This past week I had the pleasure of pair programming with a new member of our team at nonlinear. I don’t say that sarcastically, as it actually was a lot of fun to bring another person into the fold, fresh off of Sitecore certification. It’s also been a while since I’ve done any pair programming, and it really lets you see how much learning we do on the job, project after project.
Instead of putting our new team member on a “make-work” project to have them get their feet wet, it was time for sink-or-swim time! As the week rolled on, we started realizing some of the gaps that Sitecore training just cannot prepare you for.
What Sitecore Developer Training does
After receiving the training, a developer should understand how to use the tool, what the terminology and basic structure is, and also how to build simple components. If you’re lucky, you may have even learned some DMS and it’s still fresh in your mind. This training is making sure you know what Sitecore is, how it works for authors, and how you should be doing basic changes to the platform.

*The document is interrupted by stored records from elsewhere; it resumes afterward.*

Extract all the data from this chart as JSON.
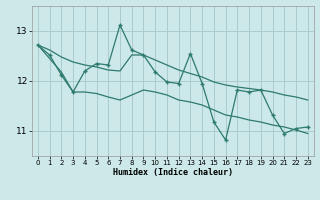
{
  "background_color": "#cce8e8",
  "grid_color": "#aacccc",
  "line_color": "#2d7a6e",
  "xlabel": "Humidex (Indice chaleur)",
  "x_data": [
    0,
    1,
    2,
    3,
    4,
    5,
    6,
    7,
    8,
    9,
    10,
    11,
    12,
    13,
    14,
    15,
    16,
    17,
    18,
    19,
    20,
    21,
    22,
    23
  ],
  "y_main": [
    12.72,
    12.52,
    12.12,
    11.78,
    12.2,
    12.35,
    12.32,
    13.12,
    12.62,
    12.52,
    12.18,
    11.98,
    11.95,
    12.55,
    11.95,
    11.18,
    10.82,
    11.82,
    11.78,
    11.82,
    11.32,
    10.95,
    11.05,
    11.08
  ],
  "y_upper": [
    12.72,
    12.62,
    12.48,
    12.38,
    12.32,
    12.28,
    12.22,
    12.2,
    12.52,
    12.52,
    12.42,
    12.32,
    12.22,
    12.15,
    12.08,
    11.98,
    11.92,
    11.88,
    11.85,
    11.82,
    11.78,
    11.72,
    11.68,
    11.62
  ],
  "y_lower": [
    12.72,
    12.45,
    12.18,
    11.78,
    11.78,
    11.75,
    11.68,
    11.62,
    11.72,
    11.82,
    11.78,
    11.72,
    11.62,
    11.58,
    11.52,
    11.42,
    11.32,
    11.28,
    11.22,
    11.18,
    11.12,
    11.08,
    11.02,
    10.95
  ],
  "ylim": [
    10.5,
    13.5
  ],
  "xlim": [
    -0.5,
    23.5
  ],
  "yticks": [
    11,
    12,
    13
  ],
  "xticks": [
    0,
    1,
    2,
    3,
    4,
    5,
    6,
    7,
    8,
    9,
    10,
    11,
    12,
    13,
    14,
    15,
    16,
    17,
    18,
    19,
    20,
    21,
    22,
    23
  ]
}
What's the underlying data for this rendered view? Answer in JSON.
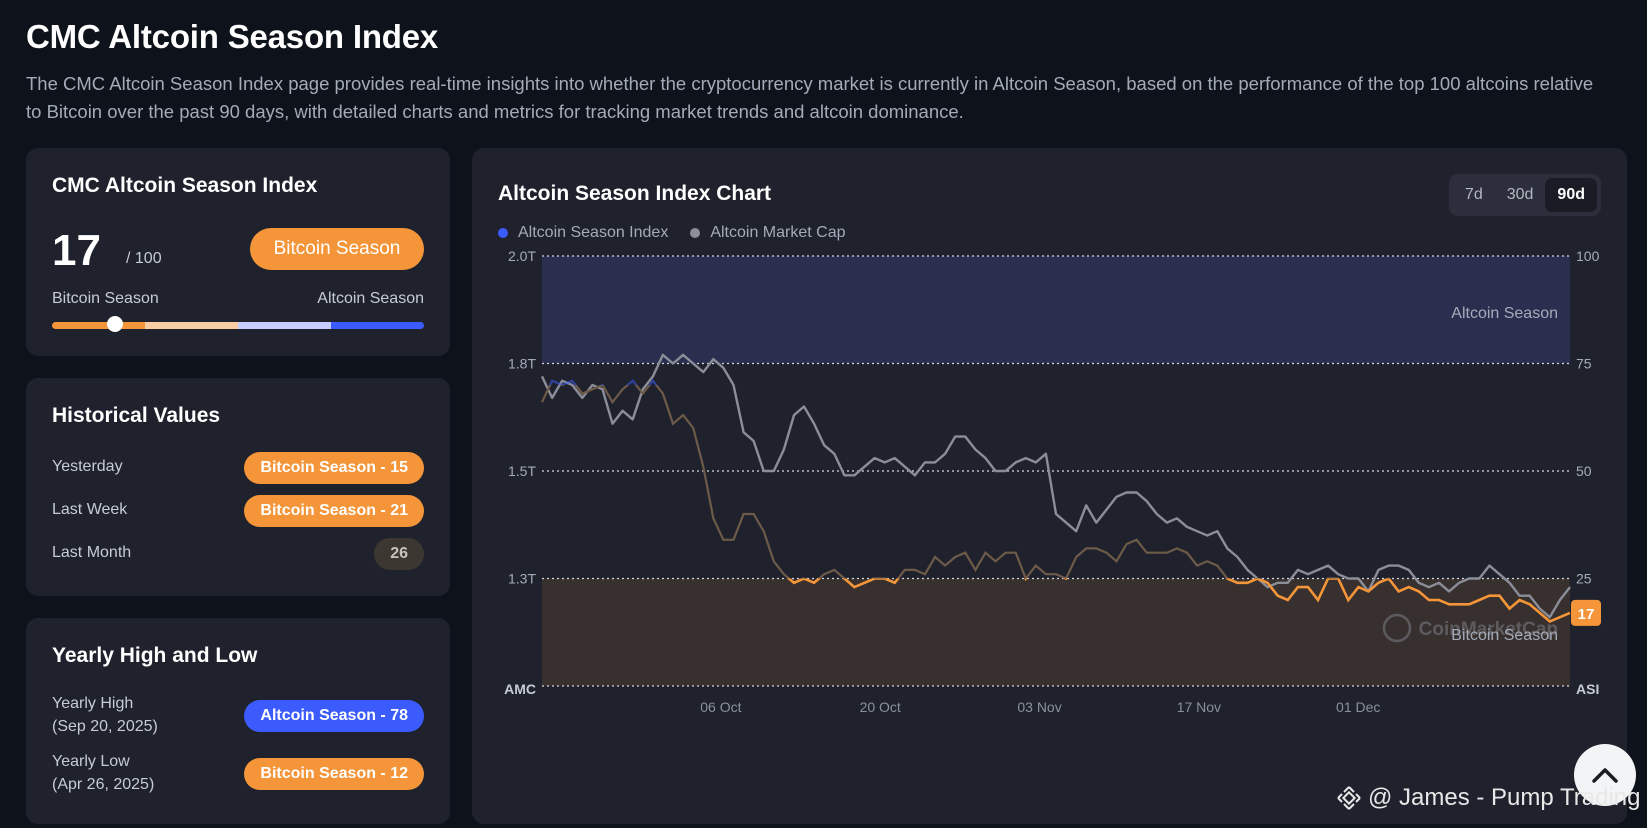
{
  "page": {
    "title": "CMC Altcoin Season Index",
    "description": "The CMC Altcoin Season Index page provides real-time insights into whether the cryptocurrency market is currently in Altcoin Season, based on the performance of the top 100 altcoins relative to Bitcoin over the past 90 days, with detailed charts and metrics for tracking market trends and altcoin dominance."
  },
  "index_card": {
    "title": "CMC Altcoin Season Index",
    "value": "17",
    "max": "/ 100",
    "season_label": "Bitcoin Season",
    "gauge_left": "Bitcoin Season",
    "gauge_right": "Altcoin Season",
    "gauge_level": 0.17
  },
  "historical": {
    "title": "Historical Values",
    "rows": [
      {
        "label": "Yesterday",
        "value": "Bitcoin Season - 15",
        "tone": "orange"
      },
      {
        "label": "Last Week",
        "value": "Bitcoin Season - 21",
        "tone": "orange"
      },
      {
        "label": "Last Month",
        "value": "26",
        "tone": "neutral"
      }
    ]
  },
  "yearly": {
    "title": "Yearly High and Low",
    "high_label": "Yearly High",
    "high_date": "(Sep 20, 2025)",
    "high_value": "Altcoin Season - 78",
    "low_label": "Yearly Low",
    "low_date": "(Apr 26, 2025)",
    "low_value": "Bitcoin Season - 12"
  },
  "chart_card": {
    "title": "Altcoin Season Index Chart",
    "range_tabs": [
      "7d",
      "30d",
      "90d"
    ],
    "active_range": "90d",
    "colors": {
      "index_blue": "#3b5bfd",
      "index_orange": "#f39538",
      "market_cap": "#8b8e99",
      "altcoin_zone": "#2a2f4f",
      "bitcoin_zone": "#37302f"
    }
  },
  "chart_data": {
    "type": "line",
    "title": "Altcoin Season Index Chart",
    "legend": {
      "placement": "top-left",
      "entries": [
        "Altcoin Season Index",
        "Altcoin Market Cap"
      ]
    },
    "x_ticks": [
      "06 Oct",
      "20 Oct",
      "03 Nov",
      "17 Nov",
      "01 Dec"
    ],
    "left_axis": {
      "label": "AMC",
      "ticks": [
        "2.0T",
        "1.8T",
        "1.5T",
        "1.3T"
      ]
    },
    "right_axis": {
      "label": "ASI",
      "ticks": [
        "100",
        "75",
        "50",
        "25"
      ],
      "range": [
        0,
        100
      ]
    },
    "zones": [
      {
        "label": "Altcoin Season",
        "from": 75,
        "to": 100
      },
      {
        "label": "Bitcoin Season",
        "from": 0,
        "to": 25
      }
    ],
    "current_value": "17",
    "series": [
      {
        "name": "Altcoin Season Index",
        "values": [
          66,
          71,
          70,
          71,
          68,
          69,
          70,
          66,
          69,
          71,
          68,
          71,
          68,
          61,
          63,
          60,
          51,
          39,
          34,
          34,
          40,
          40,
          36,
          29,
          26,
          24,
          25,
          24,
          26,
          27,
          25,
          23,
          24,
          25,
          25,
          24,
          27,
          27,
          26,
          30,
          28,
          30,
          31,
          27,
          31,
          29,
          31,
          31,
          25,
          28,
          26,
          26,
          25,
          30,
          32,
          32,
          31,
          29,
          33,
          34,
          31,
          31,
          31,
          32,
          31,
          28,
          29,
          28,
          25,
          24,
          24,
          25,
          24,
          21,
          20,
          23,
          23,
          20,
          25,
          25,
          20,
          23,
          22,
          24,
          25,
          22,
          23,
          22,
          20,
          20,
          19,
          19,
          19,
          20,
          21,
          21,
          18,
          20,
          19,
          17,
          15,
          16,
          17
        ]
      },
      {
        "name": "Altcoin Market Cap",
        "values": [
          72,
          67,
          71,
          70,
          67,
          70,
          69,
          61,
          64,
          62,
          69,
          72,
          77,
          75,
          77,
          75,
          73,
          76,
          74,
          70,
          59,
          57,
          50,
          50,
          55,
          63,
          65,
          61,
          56,
          54,
          49,
          49,
          51,
          53,
          52,
          53,
          51,
          49,
          52,
          52,
          54,
          58,
          58,
          55,
          53,
          50,
          50,
          52,
          53,
          52,
          54,
          40,
          38,
          36,
          42,
          38,
          41,
          44,
          45,
          45,
          43,
          40,
          38,
          39,
          37,
          36,
          35,
          36,
          32,
          30,
          27,
          25,
          23,
          24,
          24,
          27,
          26,
          27,
          28,
          26,
          25,
          25,
          22,
          27,
          28,
          28,
          27,
          24,
          23,
          24,
          22,
          24,
          25,
          25,
          28,
          26,
          24,
          21,
          21,
          18,
          16,
          20,
          23
        ]
      }
    ]
  },
  "watermark": {
    "text": "@ James - Pump Trading"
  }
}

What Sitecore Developer Training does not do
You are not ready for the real world yet. Not after training. You will not know all the best ways to do every single aspect of a Sitecore project, nor should you. The best situation you can be in after training is to come home to a team of well-seasoned veterans who can coach you the rest of the way. Sitecore training is an introduction, not an end-goal.
There are a few gaps you’ll have to jump after training to get to real world scenarios. Below are just a handful of them.
Gap #1: Deployments
DevOps best practices and architectural decisions for automating deployments are not covered in training. Hopefully, your team has somebody who knows this already, but if you’re “the one”, training won’t cover this. There are a lot of blogs (including this one) that can get you started though.
Gap #2: Edit vs Preview markup
The concept of a datasource-driven component should have been covered in training. You may have even bound some items and fields to some Sitecore web controls. In most situations, this is not what you actually do in the real world. Complex components, especially ones that have advanced presentation requirements (like carousels, accordions, tabs, etc.) cannot be edited the way they are rendered. You need to be able to understand that sometimes what you render for editing is not what you want to render for presentation. This means knowing about Page Modes (Preview, Editing, Normal, etc.) and toggling visibility of controls in the markup.
Gap #3: Custom Experience Buttons
These buttons are additions you make to the Core database so that your component can have friendly buttons for interacting with your component. Almost any component you build will have datasource fields that you should not edit in the WYSIWYG interface, so custom experience buttons allow you a way to expose these fields to the author in an easy way. Check this post by my colleague for some details.
Gap #4: Using Include patch files
This is a task that I do almost every day, but it doesn’t seem to get much attention from folks just starting into the Sitecore development world. Stop editing the Web.config file and use patch includes! This is critical to maintaining your upgrade path and ensuring you have a cleaner architecture.
Gap #5: Scaling and Hardening
This one is tough. I’ve had developers who have been doing Sitecore development for years and have never had to be involved in the actual scaling and hardening of a Sitecore instance. The guides are out there, but even understanding what it all means and why you are doing it is not necessarily obvious. If you haven’t done this before, make sure you have an experienced hand guiding you because this one is complicated…
Try it yourself
I encourage anyone out there to place a newly trained Sitecore developer on their team and work closely with them to see what other types of gaps you might see. This allows you to identify areas for onboarding materials and blog posts of your own :).